I consider myself lucky when the choice is less clear. It’s not that I enjoy worrying, though I’m pretty good at it. Rather, when I get all the way through a recruiting project and there are two strong candidates, I feel successful.
After all, recruiting is a process with more than one place to get de-railed. At NewHire we spend a lot of energy talking about 6 Steps to Hire Better. I know both from internal hiring and from the work we do with customers that each one of those 6 steps includes a substantial effort and opportunity for missteps. When I get to the end and have two finalists to choose from, I feel successful because I’ve made it to the finish line with out getting off track.

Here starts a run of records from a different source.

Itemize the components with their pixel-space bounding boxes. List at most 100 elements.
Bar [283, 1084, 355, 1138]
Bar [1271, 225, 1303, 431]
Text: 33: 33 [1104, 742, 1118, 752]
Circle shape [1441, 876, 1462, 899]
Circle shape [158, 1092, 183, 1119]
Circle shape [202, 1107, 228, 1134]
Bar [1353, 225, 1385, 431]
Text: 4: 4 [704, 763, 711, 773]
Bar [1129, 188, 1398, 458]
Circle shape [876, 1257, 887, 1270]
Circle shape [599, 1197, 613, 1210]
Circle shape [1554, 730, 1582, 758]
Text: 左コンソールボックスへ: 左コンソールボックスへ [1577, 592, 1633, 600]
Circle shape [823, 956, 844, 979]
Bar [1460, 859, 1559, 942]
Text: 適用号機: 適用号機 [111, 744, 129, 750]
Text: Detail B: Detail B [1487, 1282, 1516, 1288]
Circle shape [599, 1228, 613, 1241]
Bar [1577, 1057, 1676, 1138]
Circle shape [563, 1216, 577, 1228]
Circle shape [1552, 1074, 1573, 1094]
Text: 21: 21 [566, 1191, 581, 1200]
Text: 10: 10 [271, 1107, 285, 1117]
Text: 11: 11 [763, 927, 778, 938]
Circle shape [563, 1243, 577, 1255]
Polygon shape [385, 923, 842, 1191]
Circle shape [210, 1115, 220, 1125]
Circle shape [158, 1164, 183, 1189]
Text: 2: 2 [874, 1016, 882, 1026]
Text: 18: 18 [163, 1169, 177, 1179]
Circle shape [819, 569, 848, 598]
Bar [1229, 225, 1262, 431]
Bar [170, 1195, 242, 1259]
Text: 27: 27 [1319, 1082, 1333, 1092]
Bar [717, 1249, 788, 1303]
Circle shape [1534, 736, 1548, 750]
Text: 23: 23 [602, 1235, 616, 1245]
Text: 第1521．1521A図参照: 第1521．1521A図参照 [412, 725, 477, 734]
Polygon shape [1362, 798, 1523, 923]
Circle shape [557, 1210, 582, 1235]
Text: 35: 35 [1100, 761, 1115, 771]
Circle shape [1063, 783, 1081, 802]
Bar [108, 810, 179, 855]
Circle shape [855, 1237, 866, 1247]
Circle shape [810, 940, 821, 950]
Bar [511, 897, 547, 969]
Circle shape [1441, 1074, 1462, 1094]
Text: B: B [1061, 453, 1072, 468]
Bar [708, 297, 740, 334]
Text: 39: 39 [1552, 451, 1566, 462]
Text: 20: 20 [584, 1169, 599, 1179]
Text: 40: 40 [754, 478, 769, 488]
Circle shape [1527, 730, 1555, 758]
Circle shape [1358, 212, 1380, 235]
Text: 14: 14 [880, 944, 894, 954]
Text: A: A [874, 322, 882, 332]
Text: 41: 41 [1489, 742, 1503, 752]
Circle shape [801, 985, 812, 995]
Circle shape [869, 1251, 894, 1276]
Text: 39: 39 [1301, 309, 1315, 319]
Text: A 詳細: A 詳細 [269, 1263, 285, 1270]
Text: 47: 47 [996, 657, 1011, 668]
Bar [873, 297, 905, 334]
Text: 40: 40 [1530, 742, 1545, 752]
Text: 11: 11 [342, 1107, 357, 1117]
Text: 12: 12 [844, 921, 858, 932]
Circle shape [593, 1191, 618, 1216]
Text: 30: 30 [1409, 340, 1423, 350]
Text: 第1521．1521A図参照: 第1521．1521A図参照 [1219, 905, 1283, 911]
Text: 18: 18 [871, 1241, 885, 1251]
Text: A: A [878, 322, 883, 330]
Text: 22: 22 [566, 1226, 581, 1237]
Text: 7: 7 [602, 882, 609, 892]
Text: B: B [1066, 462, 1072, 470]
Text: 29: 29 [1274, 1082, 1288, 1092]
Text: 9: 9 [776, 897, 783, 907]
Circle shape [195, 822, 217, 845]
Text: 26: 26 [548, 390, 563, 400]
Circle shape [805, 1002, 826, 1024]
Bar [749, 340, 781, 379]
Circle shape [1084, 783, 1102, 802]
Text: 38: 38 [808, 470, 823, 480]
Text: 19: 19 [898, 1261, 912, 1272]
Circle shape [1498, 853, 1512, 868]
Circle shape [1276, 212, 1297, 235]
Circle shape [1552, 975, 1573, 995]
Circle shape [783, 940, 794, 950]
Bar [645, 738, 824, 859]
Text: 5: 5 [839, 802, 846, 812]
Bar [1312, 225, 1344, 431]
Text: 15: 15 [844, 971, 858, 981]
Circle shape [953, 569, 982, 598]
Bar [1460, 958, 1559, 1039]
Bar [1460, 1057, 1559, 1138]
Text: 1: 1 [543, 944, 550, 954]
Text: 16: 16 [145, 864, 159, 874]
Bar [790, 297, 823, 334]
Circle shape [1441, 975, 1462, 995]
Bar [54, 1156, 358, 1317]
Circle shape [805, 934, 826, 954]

But I also feel worried. My personal goal is to use this worry as a motivation for action and NOT as a road block leading to indecision.
Here are some things I’ve done in the past to come to the final choice.
1) I review the job description and compare it to what I’ve learned about the candidate finalists.
2) I invite both candidates back for a second (or third) interview; sometimes that interview has included lunch. I include other team members so they can get to know the candidates and provide input.
3) I ask candidates to complete skills assessments and DISC and PIAV (work behavior and motivations assessments), if they haven’t already done so. And I compare their results to the benchmarks I have in place. I also talk to the candidate about their results. It can be very revealing to get the candidates own feedback on the accuracy of the assessment.
4) I call references, do background checks, Google the candidates, and look at their blogs and LinkedIn profile.
Here are some questions I ask myself and my staff, to help come to a final decision.
1) Whose work experience and past duties is the best match for the job we have outlined?
2) Are there any red flags in the behavior assessments or the reference checks etc?
3) Who brings additional skills or knowledge that we don’t already have?
4) Who is going to get along best with the team? Learn quickly? Speak up? Ask questions? Has the most potential in the future?
In the end, I go with my gut. Because I followed a process to identify the finalists, I’m confident both candidates can be successful on the job. I make a decision and extend a job offer. If I can’t come to an agreement with the first candidate, I have a hot standby and another opportunity.
Last but definitely not least: I don’t want to leave candidates waiting a long time for a decision – because the best people get other job offers.
Once the new person starts, I set up a short time horizon for the new employee’s initial review so that I can catch any issues early in the employment relationship.